My kitchen is my bedroom, my writing room, and my workout room. My cellie also lives in my kitchen too. In prison, everything is confined to a small space. So where you set up your kitchen is where you get dressed, where you dream at night, and where you write. My locker is many things. It holds my clothes, my books, and my letters. But it also doubles as my pantry. Next to my books, is a row of olives and a row of mackerel in foil pouches. Jars of mixed peppers are stacked next to my address book. Next to piles of letters is peanut butter and cheap coffee. Right beside my toothbrush is my garlic powder and olive oil that I use on a daily basis. The top of my locker is a countertop and my cellie also uses it as a step stool to reach the upper bunk where he sleeps every night. In prison it seems like everything is multi-purpose
My window also doubles as a refrigerator. The window doesn’t open, but it is the coldest place in our small space. Right now as I write this, there are two cartons of milk resting on the windowsill. Hopefully, they won’t be too warm when I drink them several hours from now.

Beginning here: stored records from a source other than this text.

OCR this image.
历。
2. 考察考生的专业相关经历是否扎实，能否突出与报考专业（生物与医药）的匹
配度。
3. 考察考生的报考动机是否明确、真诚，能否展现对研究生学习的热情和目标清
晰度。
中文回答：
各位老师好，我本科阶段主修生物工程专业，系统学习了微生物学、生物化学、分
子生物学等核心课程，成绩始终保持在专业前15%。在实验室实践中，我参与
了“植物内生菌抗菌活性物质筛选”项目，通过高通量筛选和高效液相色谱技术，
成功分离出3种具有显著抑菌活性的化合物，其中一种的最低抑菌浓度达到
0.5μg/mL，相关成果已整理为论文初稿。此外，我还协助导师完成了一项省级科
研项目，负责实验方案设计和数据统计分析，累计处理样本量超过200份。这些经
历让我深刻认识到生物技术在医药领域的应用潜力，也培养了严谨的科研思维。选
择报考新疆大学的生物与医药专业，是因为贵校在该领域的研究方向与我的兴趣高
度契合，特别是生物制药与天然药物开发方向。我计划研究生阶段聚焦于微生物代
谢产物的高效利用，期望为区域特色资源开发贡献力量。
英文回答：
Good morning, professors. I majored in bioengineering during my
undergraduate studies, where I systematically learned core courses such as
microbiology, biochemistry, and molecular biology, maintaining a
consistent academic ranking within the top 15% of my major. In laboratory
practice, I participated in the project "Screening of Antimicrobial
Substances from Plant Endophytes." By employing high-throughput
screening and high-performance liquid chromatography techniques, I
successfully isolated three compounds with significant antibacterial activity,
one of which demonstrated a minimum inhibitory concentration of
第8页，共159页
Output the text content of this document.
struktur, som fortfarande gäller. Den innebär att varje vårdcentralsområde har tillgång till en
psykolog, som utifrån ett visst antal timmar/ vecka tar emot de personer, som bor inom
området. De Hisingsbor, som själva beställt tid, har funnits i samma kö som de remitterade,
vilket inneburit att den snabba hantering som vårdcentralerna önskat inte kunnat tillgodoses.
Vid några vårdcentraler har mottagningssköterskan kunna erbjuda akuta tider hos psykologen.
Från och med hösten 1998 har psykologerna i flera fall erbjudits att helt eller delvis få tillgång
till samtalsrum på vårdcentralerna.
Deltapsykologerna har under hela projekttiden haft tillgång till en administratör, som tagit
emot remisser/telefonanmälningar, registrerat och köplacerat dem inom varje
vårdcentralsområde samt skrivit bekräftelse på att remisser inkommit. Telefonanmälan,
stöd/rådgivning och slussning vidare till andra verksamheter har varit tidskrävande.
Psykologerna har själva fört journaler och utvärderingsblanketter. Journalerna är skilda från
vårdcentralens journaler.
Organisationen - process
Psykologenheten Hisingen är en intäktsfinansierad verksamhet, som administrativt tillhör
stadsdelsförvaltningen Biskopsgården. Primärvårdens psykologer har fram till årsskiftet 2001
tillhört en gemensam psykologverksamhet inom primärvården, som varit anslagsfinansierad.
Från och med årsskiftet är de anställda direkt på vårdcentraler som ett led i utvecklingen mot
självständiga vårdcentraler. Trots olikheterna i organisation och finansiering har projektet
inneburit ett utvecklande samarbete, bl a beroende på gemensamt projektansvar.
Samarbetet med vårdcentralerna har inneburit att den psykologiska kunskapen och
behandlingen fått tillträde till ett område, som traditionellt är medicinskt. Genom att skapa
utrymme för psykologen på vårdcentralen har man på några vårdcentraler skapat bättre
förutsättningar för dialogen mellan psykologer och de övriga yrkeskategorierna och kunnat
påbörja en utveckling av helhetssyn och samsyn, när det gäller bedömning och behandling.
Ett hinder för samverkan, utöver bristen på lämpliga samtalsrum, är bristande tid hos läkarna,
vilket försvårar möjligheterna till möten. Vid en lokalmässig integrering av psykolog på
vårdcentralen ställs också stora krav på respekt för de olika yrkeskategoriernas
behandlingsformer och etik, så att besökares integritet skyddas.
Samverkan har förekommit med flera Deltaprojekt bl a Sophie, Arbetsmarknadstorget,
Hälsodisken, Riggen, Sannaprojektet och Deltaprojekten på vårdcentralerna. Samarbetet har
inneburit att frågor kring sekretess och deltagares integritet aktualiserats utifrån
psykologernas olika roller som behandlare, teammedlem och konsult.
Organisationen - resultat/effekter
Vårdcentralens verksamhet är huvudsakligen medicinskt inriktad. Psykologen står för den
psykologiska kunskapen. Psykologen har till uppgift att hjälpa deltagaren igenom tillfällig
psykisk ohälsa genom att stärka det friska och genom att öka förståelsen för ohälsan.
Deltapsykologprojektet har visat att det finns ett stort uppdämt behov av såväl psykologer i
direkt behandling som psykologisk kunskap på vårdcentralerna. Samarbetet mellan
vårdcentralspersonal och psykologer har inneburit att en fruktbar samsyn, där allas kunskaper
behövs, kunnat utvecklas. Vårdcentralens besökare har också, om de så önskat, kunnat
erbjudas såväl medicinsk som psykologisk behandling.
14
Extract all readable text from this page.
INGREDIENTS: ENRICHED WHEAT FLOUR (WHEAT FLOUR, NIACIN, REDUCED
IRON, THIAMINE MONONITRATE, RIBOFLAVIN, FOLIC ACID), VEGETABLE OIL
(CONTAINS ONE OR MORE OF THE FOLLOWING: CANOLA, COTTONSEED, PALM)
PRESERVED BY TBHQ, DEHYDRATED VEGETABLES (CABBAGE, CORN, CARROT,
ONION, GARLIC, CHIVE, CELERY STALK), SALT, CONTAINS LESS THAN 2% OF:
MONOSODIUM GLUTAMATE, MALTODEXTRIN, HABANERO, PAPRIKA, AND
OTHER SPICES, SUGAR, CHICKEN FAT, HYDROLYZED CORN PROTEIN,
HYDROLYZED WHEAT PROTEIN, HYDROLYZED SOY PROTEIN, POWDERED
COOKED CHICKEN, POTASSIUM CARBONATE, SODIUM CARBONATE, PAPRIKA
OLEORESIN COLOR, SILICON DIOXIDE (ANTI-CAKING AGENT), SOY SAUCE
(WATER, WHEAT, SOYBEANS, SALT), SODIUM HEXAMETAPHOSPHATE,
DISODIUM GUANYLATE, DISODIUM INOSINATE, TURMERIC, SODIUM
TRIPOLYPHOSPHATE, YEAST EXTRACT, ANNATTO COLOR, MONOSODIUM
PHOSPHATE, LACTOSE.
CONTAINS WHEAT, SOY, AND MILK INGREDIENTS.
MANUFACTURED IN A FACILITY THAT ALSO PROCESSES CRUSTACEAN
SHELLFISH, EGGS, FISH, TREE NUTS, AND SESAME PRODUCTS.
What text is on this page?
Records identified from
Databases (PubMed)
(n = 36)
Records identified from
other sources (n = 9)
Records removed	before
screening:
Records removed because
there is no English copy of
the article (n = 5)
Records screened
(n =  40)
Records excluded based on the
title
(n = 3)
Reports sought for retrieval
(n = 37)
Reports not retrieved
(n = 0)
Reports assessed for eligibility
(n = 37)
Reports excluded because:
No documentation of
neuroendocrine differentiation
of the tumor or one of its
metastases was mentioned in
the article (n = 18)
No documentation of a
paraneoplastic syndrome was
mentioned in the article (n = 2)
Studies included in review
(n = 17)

I have a desk. It’s a typical school desk, exactly like the one I had in fifth grade. When it is time to eat, my cellie and I pull it out from against the wall. We turn it the long way and place a chair on either side. There we sit, in our small space, over our small desk, eating our small meals. We are close. Very close. So close I can hear him chew almost every bite. Sometimes I wonder if I chew loud. But usually I don’t worry because my cellie is hard of hearing and wouldn’t notice anyway. After we are done eating lunch we transform the desk from a kitchen table into a chess table. My cellie brings out the pieces.
“Okay, I’ll play a game,” I say. “You know the rule,” my cellie responds, “best out of three.”
There is one other space that is also utilized for kitchen activities – it’s the prison bathroom. I go there to drain the oil out of my packaged foods. Next to me, while I’m draining oil, a man might be brushing his teeth, while 2 feet behind me, a man is pissing in the urinal. Sometimes, you go in there and someone is taking a shit. It stinks, but you’re hungry, so you prepare your food. You peel and rinse your hard-boiled egg as the toilet flushes. It’s a normal part of prison life.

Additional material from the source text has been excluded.